What the flock? The wisdom of crowds in flight
I just ran across this 2009 article from Audubon Magazine about research into how birds can fly in flocks comprising thousands of members, at speeds of 40 miles per hour, without colliding.
Theories in the 1960s, author Peter Friederici explains, posited that the tight maneuvers of flocks of birds were similar to the movements found in schools of fish — and that each individual need only mimic the movements of its closest neighbors.
But in the 1970s, graduate student Wayne Potts discovered a flaw in the theory: it didn’t explain how flocks can execute maneuvers so quickly. Friederici writes:
By making movies of their flocks and analyzing, frame by frame, how each individual bird moved, he was able to show that a turn ripples through a flock just as a cheerleading wave passes through sports fans at a stadium. He explained the finding with the name of his theory: the “chorus line hypothesis.” An individual dancer who waits for her immediate neighbor to move before initiating her kick will be too slow; similarly, a dunlin watches a number of birds around it, not just its nearest neighbors, for cues. […]

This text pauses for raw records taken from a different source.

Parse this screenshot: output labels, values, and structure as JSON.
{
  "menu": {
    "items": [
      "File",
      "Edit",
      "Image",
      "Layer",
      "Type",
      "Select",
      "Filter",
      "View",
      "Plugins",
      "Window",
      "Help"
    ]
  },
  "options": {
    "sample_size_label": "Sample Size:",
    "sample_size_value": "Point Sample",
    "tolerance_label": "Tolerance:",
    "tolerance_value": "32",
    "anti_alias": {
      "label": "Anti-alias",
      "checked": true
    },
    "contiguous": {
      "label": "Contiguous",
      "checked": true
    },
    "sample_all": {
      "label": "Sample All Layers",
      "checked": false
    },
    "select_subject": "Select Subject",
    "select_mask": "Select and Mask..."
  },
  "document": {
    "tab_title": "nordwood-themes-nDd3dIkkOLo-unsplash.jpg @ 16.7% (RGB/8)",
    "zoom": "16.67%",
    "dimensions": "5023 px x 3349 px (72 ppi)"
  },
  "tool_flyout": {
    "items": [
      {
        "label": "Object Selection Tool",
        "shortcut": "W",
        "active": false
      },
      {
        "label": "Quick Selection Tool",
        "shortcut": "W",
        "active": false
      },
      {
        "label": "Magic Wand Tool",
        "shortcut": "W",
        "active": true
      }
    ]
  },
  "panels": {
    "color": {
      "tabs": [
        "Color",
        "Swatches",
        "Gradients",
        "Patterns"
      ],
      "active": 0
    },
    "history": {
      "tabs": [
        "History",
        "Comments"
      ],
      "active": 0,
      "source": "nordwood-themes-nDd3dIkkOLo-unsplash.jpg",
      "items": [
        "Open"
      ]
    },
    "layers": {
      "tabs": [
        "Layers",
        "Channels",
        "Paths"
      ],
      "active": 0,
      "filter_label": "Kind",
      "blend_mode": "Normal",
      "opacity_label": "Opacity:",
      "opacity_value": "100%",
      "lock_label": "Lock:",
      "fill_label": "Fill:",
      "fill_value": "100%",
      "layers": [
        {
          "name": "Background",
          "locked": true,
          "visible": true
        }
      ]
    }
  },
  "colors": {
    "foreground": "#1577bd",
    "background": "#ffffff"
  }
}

“The wave was propagating through the flock at least three times faster than could be explained if they were just watching their immediate neighbors,” says Potts.
Some of the latest research into flock behavior was taking place in 2009 at the Roman National Museum in Rome, Italy, where a roost of starlings gathers each winter. Scientists are now using software designed for statistical mechanics to create three-dimensional maps of flocks in flight.
Read more about the project, codenamed StarFLAG, here. And, be sure to check out this photo gallery by Richard Barnes that accompanies the Audubon article.
I witnessed a large flock yesterday over the Lincoln Street Stop n’ Shop turn, and change directions with remarkable agility. What I observed was a leaderless pattern to their movement. One bird appeared to be leading the flock then the group all turned in another direction sometimes breaking up into two groups only to reform into one a few seconds later.